Dos deuses é o vinho. Não por ser especialmente bom, mas por ser fresco e claro, tomado à sombra de uma parreira ou de um beiral, quando o sol ao redor cintila e ofusca. Há alguns anos traduzi um livro do autor americano de origem grega, Jeffrey Eugenides; nele, a avó grega do narrador vive reclusa no porão da casa, à sombra da parreira pintada sobre uma das paredes azuis. Da parreira pendem cachos de uva já fartos, que só amadurecerão ao fim do verão interminável. Já não lembro se a avó tomava vinho real ou imaginário.
Verão em Atenas, é todo mundo na rua. E a rua, em Atenas, tem graça diferente. Não a rua, mas as ruas. Há uma rua principal, de pedestres, larga e elegante, a Ermou, onde se alinham todas as lojas das marcas internacionais presentes em todas as grandes cidades internacionais. Uma longa repetição. E esta rua deságua numa praça. Ali, a coisa muda de figura. Houve um momento na história, em que os deuses, ausentes da sua casa de mar ou desatentos, permitiram que caísse em mãos dos turcos. O momento durou quatro séculos - outro é o tempo dos deuses- e deixou vestígios. Eles afloram quando, tendo andado até o fim da rua Ermou, chega-se à praça Monastiraki.
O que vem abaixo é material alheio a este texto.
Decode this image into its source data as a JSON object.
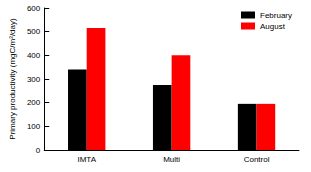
{
  "chart_data": {
    "type": "bar",
    "y_label": "Primary productivity (mgC/m²/day)",
    "categories": [
      "IMTA",
      "Multi",
      "Control"
    ],
    "series": [
      {
        "name": "February",
        "color": "#000000",
        "values": [
          340,
          275,
          195
        ]
      },
      {
        "name": "August",
        "color": "#ff0000",
        "values": [
          515,
          400,
          195
        ]
      }
    ],
    "ylim": [
      0,
      600
    ],
    "yticks": [
      0,
      100,
      200,
      300,
      400,
      500,
      600
    ],
    "grid": false,
    "legend": "upper right"
  }
}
Fim das marcas, do multinacionalismo, das vitrinas sempre semelhantes. Barracas como as de feira vendem pirâmides de cerejas e damascos frescos a quem entra e sai da estação de metrô, e da praça nascem ruas e ruelas irregulares onde tudo o que se vende – menos as jóias- está exposto do lado de fora das lojas, pendente, ondulante, empilhado, exibido. É um mercado árabe, um quase souk delicioso pelo movimento, e sedutor pelos preços.
A multidão que se move é a mesma, ou quase, que caminha pela rua Ermou. Mas aqui, compactada pelo aperto, estimulada pela possibilidade da compra barata, torna-se mais acesa, tateando os objetos, sopesando os tecidos, provando as sandálias, avaliando com mãos e olhar, no antigo desafio da busca e da coleta.
Há muito mais em Atenas: a beleza do Parthenon, as ruas silenciosas e floridas onde habita o poder, a máscara de ouro de Agamennon, o sorriso “arcaico” dos Kouroi , as laranjeiras carregadas de frutos, as delicadas cariátides do Erectheion, as alegres tavernas da Plaka.
Tudo é museu numa cidade que não se conhece, ou que se conheceu uma vez no passado e à qual se retorna. Tudo pede o nosso olhar atento porque, embora sem dizeres, em tudo está escrito parte daquilo que queremos saber: que cidade é esta, que gente a habita, como é que passado e presente se tecem para constituir a vida que aqui se leva.